The investigative website uncovered details on how the deadly attacks are carried out as well as the programme’s weaknesses that human rights groups have criticised. It laid out the US chain of command and what criteria are used to put a suspected terrorist on the so-called “kill list”.
The website based its reporting on an unnamed source from inside the US intelligence community. The tell-all web portal has previously released highly sensitive secret documents in regard to the NSA’s phone surveillance.
The whistleblower insisted upon anonymity given the sensitivity of the documents and because the US government zealously pursues those who reveal classified information.

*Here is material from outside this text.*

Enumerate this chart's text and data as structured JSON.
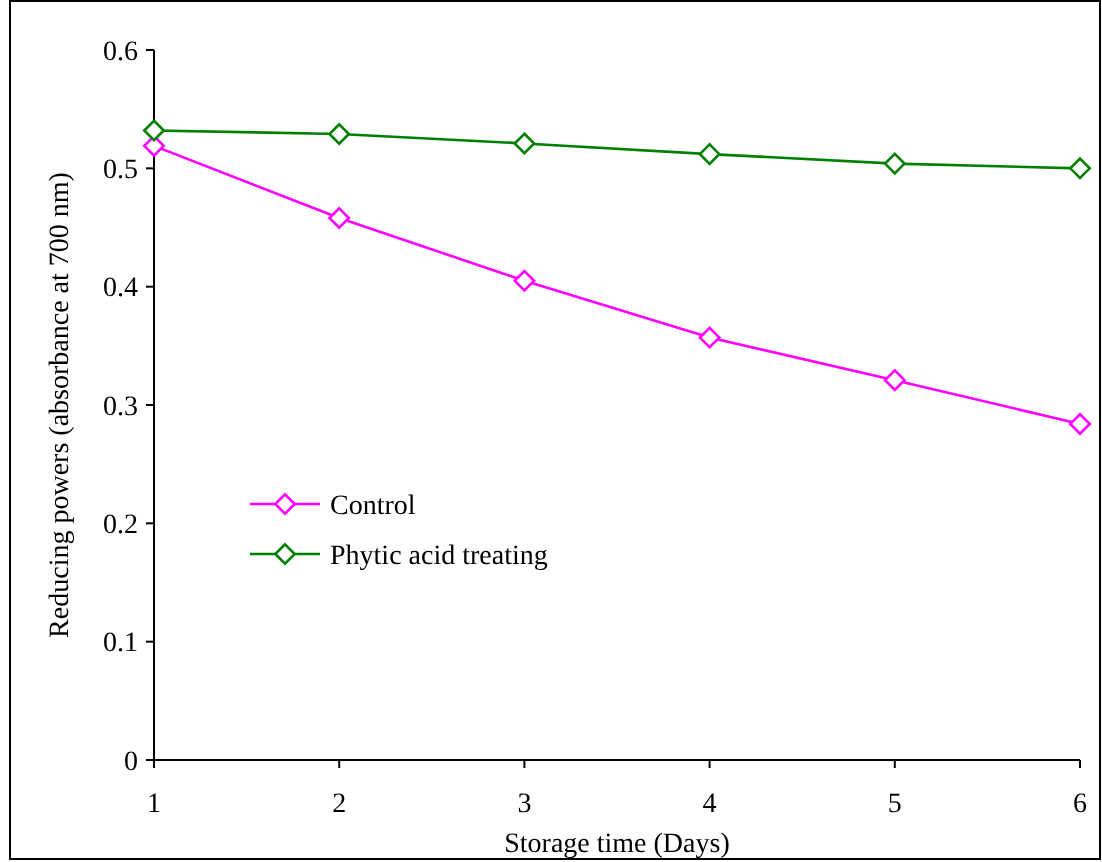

The whistleblower decided to act because he thought the public should know how decisions are made at the highest levels of government to carry out assassinations by drone.
“This outrageous explosion of watchlisting – of monitoring people and racking and stacking them on lists, assigning them numbers, assigning them ‘baseball cards’, assigning them death sentences without notice, on a worldwide battlefield – it was, from the very first instance, wrong,” the anonymous source told The Intercept.
The US has used drones for years in its campaign against terrorists – both as a weapon and for reconnaissance. Drones have been used in Afghanistan, Pakistan, Somalia, Yemen as well as Syria and Iraq. Exact numbers of those killed by US drones remains undisclosed.
Beyond offering a new level of granularity in how the programme functions, detailing turf wars between the Pentagon and the CIA, the new documents also offer fresh details on specific missions.
One of the new documents provides new insight into the 2012 drone killing in Somalia of Bilal al-Berjawi, a Briton whose citizenship had been revoked.
A secret 2013 Pentagon report shows that al-Berjawi had been monitored for five years as moved back and forth between Somalia and London, yet apparently no effort was made to capture him before a drone missile destroyed the car he was driving outside Mogadishu.
“The drone campaign right now really is only about killing … We don’t capture people anymore,” Lieutenant General Michael Flynn, the former head of the Defence Intelligence Agency, now an outspoken critic of the programme, told The Intercept.
“Taken together, the secret documents lead to the conclusion that Washington’s 14-year high-value targeting campaign suffers from an overreliance on signals intelligence, an apparently incalculable civilian toll, and – due to a preference for assassination rather than capture – an inability to extract potentially valuable intelligence from terror suspects,” The Intercept concludes.